Wednesday, November 30, 2011

School and Yoga

Well, I'm off to another field of science.  Took the GRE, applied and got accepted to the Food Science department for graduate school.  I've been accepted as a student for the Spring semester, but I'm not really starting until the Fall.  The spring, and summer, will be filled with prerequisite courses and a full-time job, which is currently statistics.  Yep, I've decided to have no life, working 45+ hours a week during the day, grabbing a big gulp and honey bun for dinner, and promptly spending the rest of the night in classes.  The summertime will be a continuation of the same, excluding a well-timed Eurotrip to France and England.  There is a bit of anxiety, but mostly, there is a thrill of excitement similar to arriving at the peak of a rollercoaster track.  I'm afraid of my intolerance to focus, but excited at what might happen if I follow through to the end.  One thing, some people might know, about me is I'm never the best at anything.  I've become good at multiple things, but never the best.  One part concentration, one part loss of it, I get close to arriving at nirvana, only to drop off to another subject.  I want to become the best in something.  I think this might be my ticket.

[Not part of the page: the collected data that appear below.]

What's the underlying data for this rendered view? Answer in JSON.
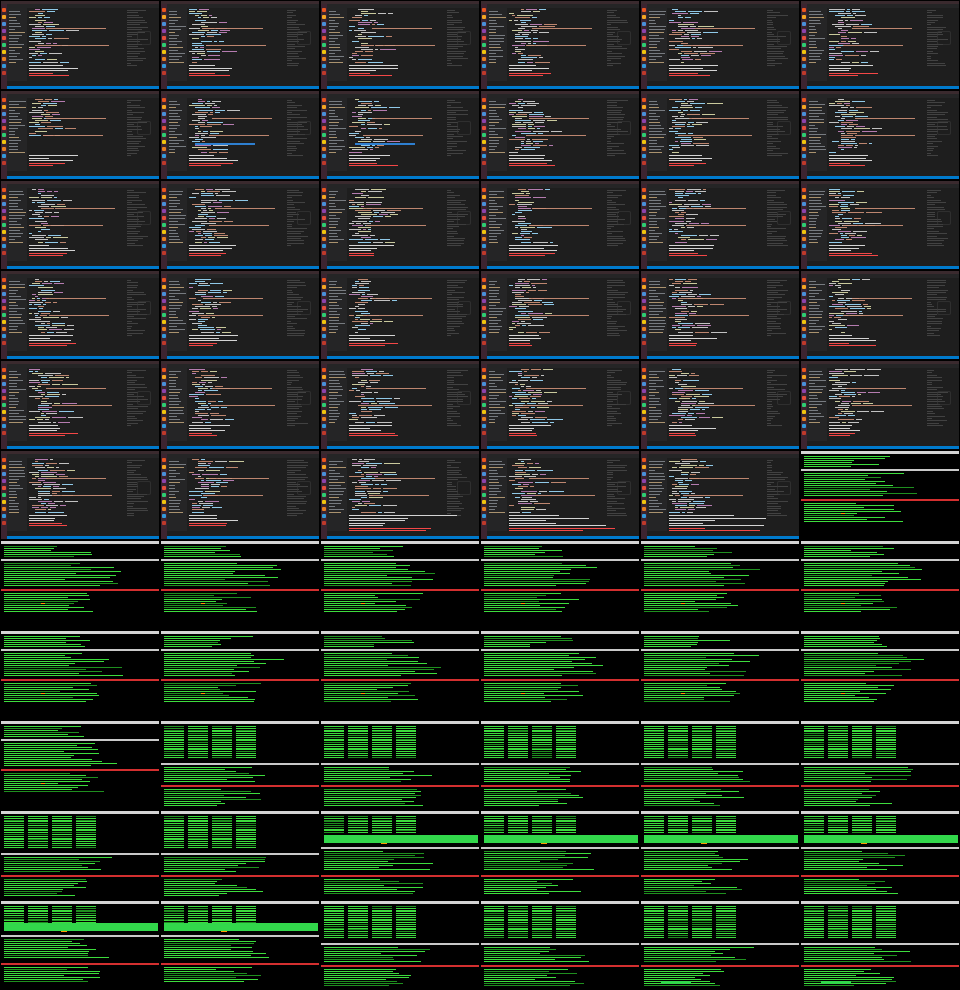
{
  "screen": {
    "description_free": true,
    "rows": 11,
    "columns": 6
  },
  "colors": {
    "editor_background": "#1e1e1e",
    "editor_sidebar": "#252526",
    "editor_statusbar": "#007acc",
    "launcher": "#3c2430",
    "code_keyword": "#c586c0",
    "code_string": "#ce9178",
    "code_function": "#dcdcaa",
    "code_variable": "#9cdcfe",
    "code_plain": "#d4d4d4",
    "code_comment": "#6a9955",
    "code_error": "#f44747",
    "terminal_background": "#000000",
    "terminal_text": "#3ddc3d",
    "terminal_dim": "#1f8f1f",
    "terminal_border_red": "#d32f2f",
    "terminal_border_white": "#c9c9c9",
    "progress_fill": "#32d74b"
  },
  "frames": [
    {
      "kind": "editor"
    },
    {
      "kind": "editor"
    },
    {
      "kind": "editor"
    },
    {
      "kind": "editor"
    },
    {
      "kind": "editor"
    },
    {
      "kind": "editor"
    },
    {
      "kind": "editor",
      "variant": "short"
    },
    {
      "kind": "editor",
      "variant": "selection"
    },
    {
      "kind": "editor",
      "variant": "selection"
    },
    {
      "kind": "editor"
    },
    {
      "kind": "editor"
    },
    {
      "kind": "editor"
    },
    {
      "kind": "editor"
    },
    {
      "kind": "editor"
    },
    {
      "kind": "editor"
    },
    {
      "kind": "editor"
    },
    {
      "kind": "editor"
    },
    {
      "kind": "editor"
    },
    {
      "kind": "editor"
    },
    {
      "kind": "editor"
    },
    {
      "kind": "editor"
    },
    {
      "kind": "editor"
    },
    {
      "kind": "editor"
    },
    {
      "kind": "editor"
    },
    {
      "kind": "editor"
    },
    {
      "kind": "editor"
    },
    {
      "kind": "editor"
    },
    {
      "kind": "editor"
    },
    {
      "kind": "editor"
    },
    {
      "kind": "editor"
    },
    {
      "kind": "editor"
    },
    {
      "kind": "editor"
    },
    {
      "kind": "editor",
      "variant": "terminal-output"
    },
    {
      "kind": "editor",
      "variant": "terminal-output"
    },
    {
      "kind": "editor",
      "variant": "terminal-output"
    },
    {
      "kind": "terminal",
      "variant": "split"
    },
    {
      "kind": "terminal",
      "variant": "split"
    },
    {
      "kind": "terminal",
      "variant": "split"
    },
    {
      "kind": "terminal",
      "variant": "split"
    },
    {
      "kind": "terminal",
      "variant": "split"
    },
    {
      "kind": "terminal",
      "variant": "split"
    },
    {
      "kind": "terminal",
      "variant": "split"
    },
    {
      "kind": "terminal",
      "variant": "split"
    },
    {
      "kind": "terminal",
      "variant": "split"
    },
    {
      "kind": "terminal",
      "variant": "split"
    },
    {
      "kind": "terminal",
      "variant": "split"
    },
    {
      "kind": "terminal",
      "variant": "split"
    },
    {
      "kind": "terminal",
      "variant": "split"
    },
    {
      "kind": "terminal",
      "variant": "split"
    },
    {
      "kind": "terminal",
      "variant": "columns"
    },
    {
      "kind": "terminal",
      "variant": "columns"
    },
    {
      "kind": "terminal",
      "variant": "columns"
    },
    {
      "kind": "terminal",
      "variant": "columns"
    },
    {
      "kind": "terminal",
      "variant": "columns"
    },
    {
      "kind": "terminal",
      "variant": "columns"
    },
    {
      "kind": "terminal",
      "variant": "columns"
    },
    {
      "kind": "terminal",
      "variant": "progress",
      "progress": 1.0
    },
    {
      "kind": "terminal",
      "variant": "progress",
      "progress": 1.0
    },
    {
      "kind": "terminal",
      "variant": "progress",
      "progress": 1.0
    },
    {
      "kind": "terminal",
      "variant": "progress",
      "progress": 1.0
    },
    {
      "kind": "terminal",
      "variant": "progress-top",
      "progress": 1.0
    },
    {
      "kind": "terminal",
      "variant": "progress-top",
      "progress": 1.0
    },
    {
      "kind": "terminal",
      "variant": "columns"
    },
    {
      "kind": "terminal",
      "variant": "columns"
    },
    {
      "kind": "terminal",
      "variant": "columns-bar",
      "progress": 0.5
    },
    {
      "kind": "terminal",
      "variant": "columns-bar",
      "progress": 0.5
    }
  ]
}
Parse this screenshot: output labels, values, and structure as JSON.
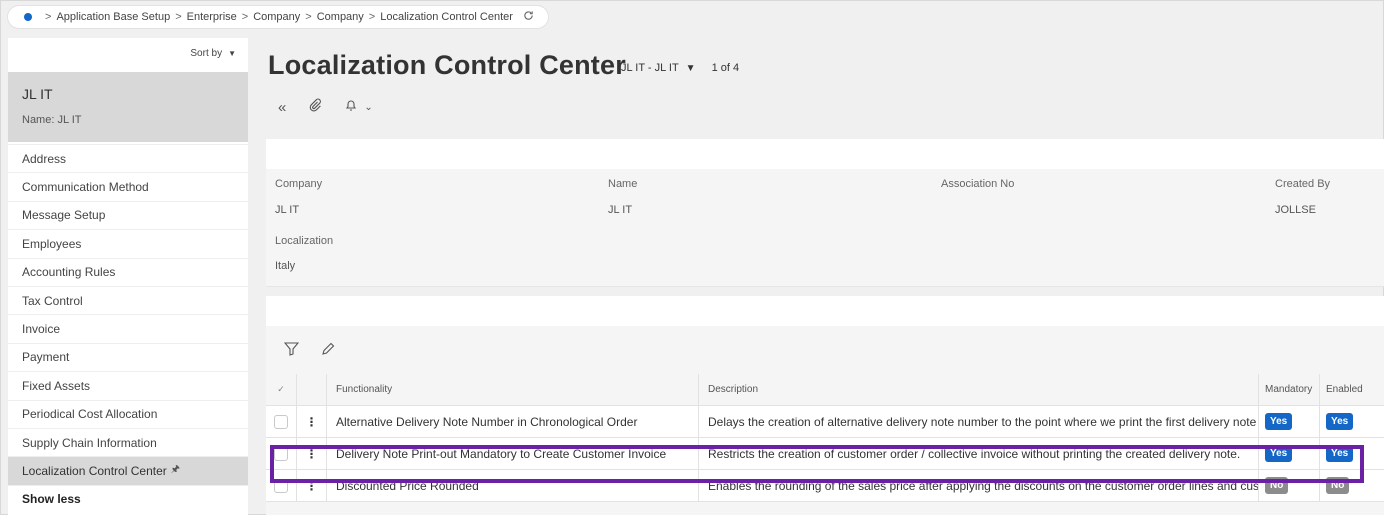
{
  "breadcrumb": {
    "items": [
      "Application Base Setup",
      "Enterprise",
      "Company",
      "Company",
      "Localization Control Center"
    ]
  },
  "sidebar": {
    "sort_label": "Sort by",
    "record_title": "JL IT",
    "record_subtitle": "Name:  JL IT",
    "items": [
      {
        "label": "Address"
      },
      {
        "label": "Communication Method"
      },
      {
        "label": "Message Setup"
      },
      {
        "label": "Employees"
      },
      {
        "label": "Accounting Rules"
      },
      {
        "label": "Tax Control"
      },
      {
        "label": "Invoice"
      },
      {
        "label": "Payment"
      },
      {
        "label": "Fixed Assets"
      },
      {
        "label": "Periodical Cost Allocation"
      },
      {
        "label": "Supply Chain Information"
      },
      {
        "label": "Localization Control Center"
      },
      {
        "label": "Show less"
      }
    ]
  },
  "page": {
    "title": "Localization Control Center",
    "context": "JL IT - JL IT",
    "record_count": "1 of 4"
  },
  "header_fields": {
    "company_label": "Company",
    "company_value": "JL IT",
    "name_label": "Name",
    "name_value": "JL IT",
    "assoc_label": "Association No",
    "assoc_value": "",
    "created_label": "Created By",
    "created_value": "JOLLSE",
    "localization_label": "Localization",
    "localization_value": "Italy"
  },
  "table": {
    "columns": {
      "functionality": "Functionality",
      "description": "Description",
      "mandatory": "Mandatory",
      "enabled": "Enabled"
    },
    "rows": [
      {
        "functionality": "Alternative Delivery Note Number in Chronological Order",
        "description": "Delays the creation of alternative delivery note number to the point where we print the first delivery note",
        "mandatory": "Yes",
        "enabled": "Yes"
      },
      {
        "functionality": "Delivery Note Print-out Mandatory to Create Customer Invoice",
        "description": "Restricts the creation of customer order / collective invoice without printing the created delivery note.",
        "mandatory": "Yes",
        "enabled": "Yes"
      },
      {
        "functionality": "Discounted Price Rounded",
        "description": "Enables the rounding of the sales price after applying the discounts on the customer order lines and customer",
        "mandatory": "No",
        "enabled": "No"
      }
    ]
  },
  "colors": {
    "accent": "#1467c7",
    "highlight": "#6a21a5",
    "badge_no": "#8c8c8c"
  }
}
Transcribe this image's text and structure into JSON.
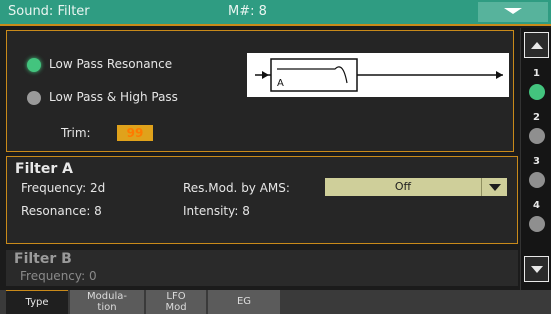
{
  "title_bar": {
    "left_text": "Sound: Filter",
    "center_text": "M#: 8",
    "menu_icon": "chevron-down-icon"
  },
  "filter_type": {
    "option_1": "Low Pass Resonance",
    "option_2": "Low Pass & High Pass",
    "selected": "Low Pass Resonance",
    "trim_label": "Trim:",
    "trim_value": "99"
  },
  "diagram": {
    "letter": "A"
  },
  "filter_a": {
    "heading": "Filter A",
    "frequency": "Frequency: 2d",
    "resonance": "Resonance: 8",
    "res_mod_label": "Res.Mod. by AMS:",
    "res_mod_value": "Off",
    "intensity": "Intensity: 8"
  },
  "filter_b": {
    "heading": "Filter B",
    "frequency": "Frequency: 0"
  },
  "sidebar": {
    "pages": [
      "1",
      "2",
      "3",
      "4"
    ],
    "active_page": "1"
  },
  "tabs": [
    {
      "label": "Type"
    },
    {
      "label1": "Modula-",
      "label2": "tion"
    },
    {
      "label1": "LFO",
      "label2": "Mod"
    },
    {
      "label": "EG"
    }
  ],
  "colors": {
    "accent": "#c98a1a",
    "title_bar": "#2f9c82",
    "led_on": "#43c47e",
    "led_off": "#8f8f8f",
    "trim_box": "#e0a21b",
    "dropdown": "#cfcf9a"
  }
}
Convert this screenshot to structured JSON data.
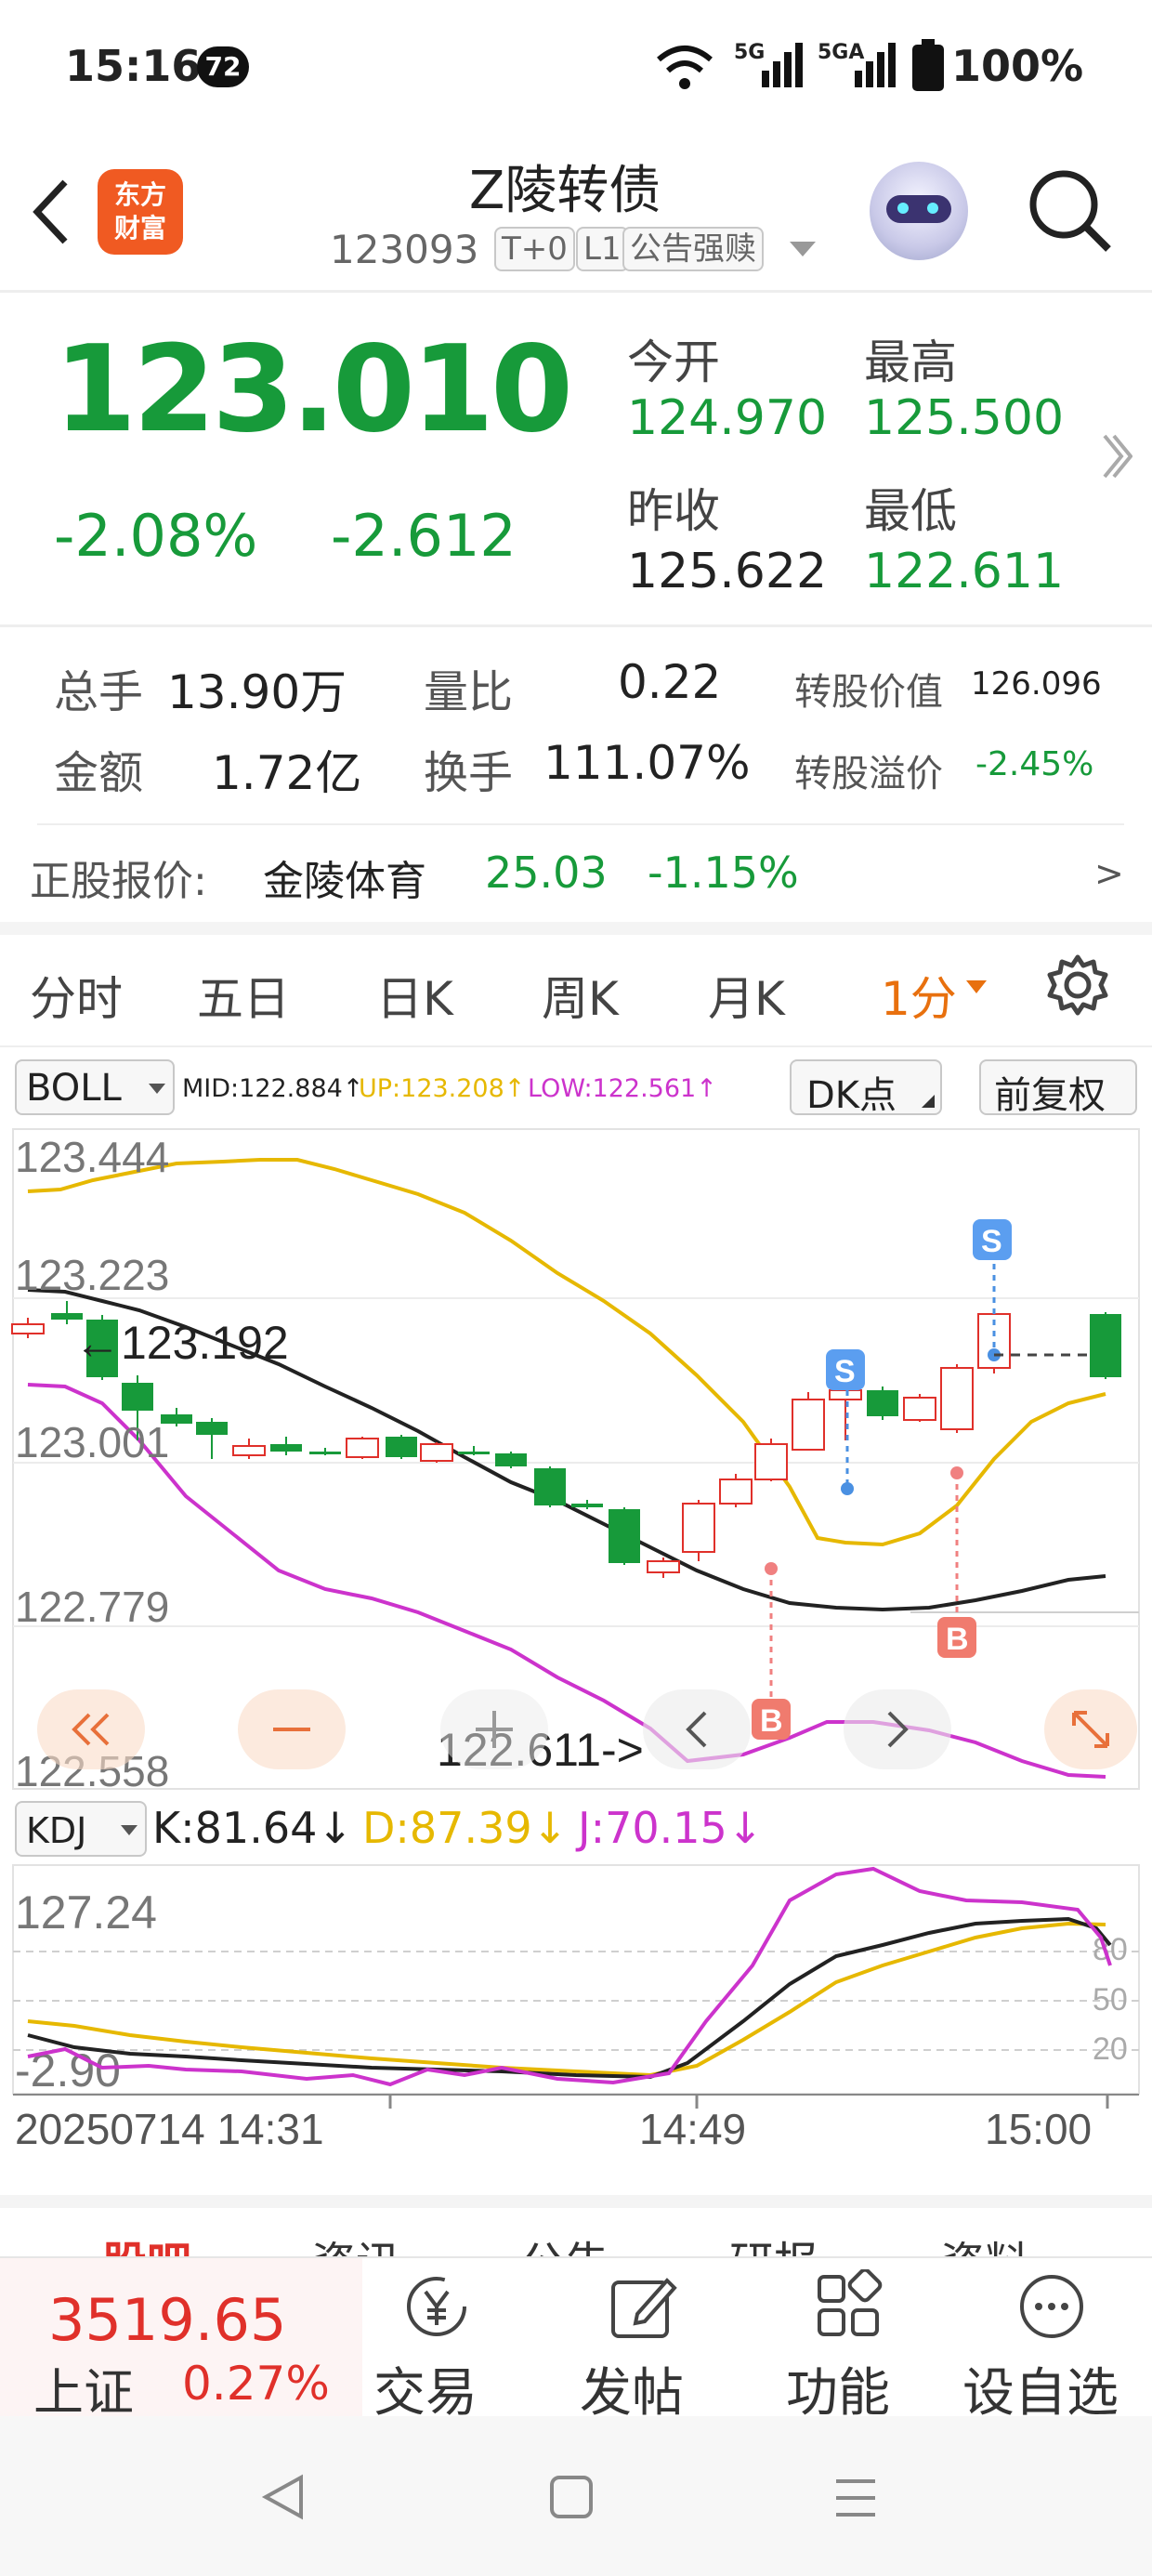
{
  "status_bar": {
    "time": "15:16",
    "notification_count": "72",
    "network1": "5G",
    "network2": "5GA",
    "battery": "100%"
  },
  "header": {
    "title": "Z陵转债",
    "code": "123093",
    "tags": [
      "T+0",
      "L1",
      "公告强赎"
    ],
    "logo_line1": "东方",
    "logo_line2": "财富"
  },
  "quote": {
    "price": "123.010",
    "change_pct": "-2.08%",
    "change": "-2.612",
    "open_label": "今开",
    "open": "124.970",
    "high_label": "最高",
    "high": "125.500",
    "prev_close_label": "昨收",
    "prev_close": "125.622",
    "low_label": "最低",
    "low": "122.611"
  },
  "stats": {
    "volume_label": "总手",
    "volume": "13.90万",
    "vol_ratio_label": "量比",
    "vol_ratio": "0.22",
    "conv_value_label": "转股价值",
    "conv_value": "126.096",
    "amount_label": "金额",
    "amount": "1.72亿",
    "turnover_label": "换手",
    "turnover": "111.07%",
    "conv_premium_label": "转股溢价",
    "conv_premium": "-2.45%"
  },
  "underlying": {
    "label": "正股报价:",
    "name": "金陵体育",
    "price": "25.03",
    "change": "-1.15%",
    "arrow": ">"
  },
  "tabs": [
    "分时",
    "五日",
    "日K",
    "周K",
    "月K",
    "1分"
  ],
  "boll": {
    "indicator": "BOLL",
    "mid": "MID:122.884↑",
    "up": "UP:123.208↑",
    "low": "LOW:122.561↑",
    "dk_label": "DK点",
    "adjust_label": "前复权",
    "y_labels": [
      "123.444",
      "123.223",
      "123.001",
      "122.779",
      "122.558"
    ],
    "high_marker": "←123.192",
    "low_marker": "122.611->",
    "signal_s": "S",
    "signal_b": "B"
  },
  "kdj": {
    "indicator": "KDJ",
    "k": "K:81.64↓",
    "d": "D:87.39↓",
    "j": "J:70.15↓",
    "y_top": "127.24",
    "y_bottom": "-2.90",
    "levels": [
      "80",
      "50",
      "20"
    ]
  },
  "time_axis": {
    "start": "20250714 14:31",
    "mid": "14:49",
    "end": "15:00"
  },
  "lower_tabs": [
    "股吧",
    "资讯",
    "公告",
    "研报",
    "资料"
  ],
  "bottom_nav": {
    "index_value": "3519.65",
    "index_name": "上证",
    "index_change": "0.27%",
    "items": [
      "交易",
      "发帖",
      "功能",
      "设自选"
    ]
  },
  "colors": {
    "up": "#e0302a",
    "down": "#179a3a",
    "mid_line": "#222222",
    "upper_band": "#e6b800",
    "lower_band": "#cc33cc",
    "accent": "#e8700e"
  }
}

I like yoga.  Not the metaphysical bullshit a lot of people associate with the term, but the physicality and relaxation I seem to find with it.  I don't believe in chi or chakras, which are completely made up and only make you sound like an asshole when you talk about it.  I do believe that taking long, over-drawn breaths can over-oxidize your brain creating a high, and stretching and working out muscles that don't get a lot of attention is good food for you.  Ok, with all that being said, let me tell you somethings that piss me off about yoga classes, which I've had to resort to since my house is now too far away for lunch.

People Breakdown:
1. Fat Bitch - That one fat person that tries to start conversation with the instructor in the middle of a sun salutation.
2. Old Bitch - That one old person that requests alternative poses, thus destroying the idea of getting a decent workout.
3. Reoccuring Bitch - That one person that shows up to every class to give bad looks to newcomers and clap at the end of every session.
(By the way, the term Bitch is referring to a man or woman, excluding the "Fat Bitch" who is always a woman. I've just never seen a fat dude participate in a yoga class)

Move Breakdown:
1. Mooing Cow - I'm not even sure this is a real move or I've got the name correct, but it's completely useless. Position description: doggy-style without a partner
2. Six Sun Salutations in a Row - I just don't understand why we can't add a couple of harder positions into each cycle.
3. Long Pauses - If I wanted to rest, I'd be sitting my ass on a couch, watching The Wire, and stuffing my face with Doritos.




Picture of the Day


Question of the Day
Would you rather see a Ghostbusters prequel or Bill and Ted sequel?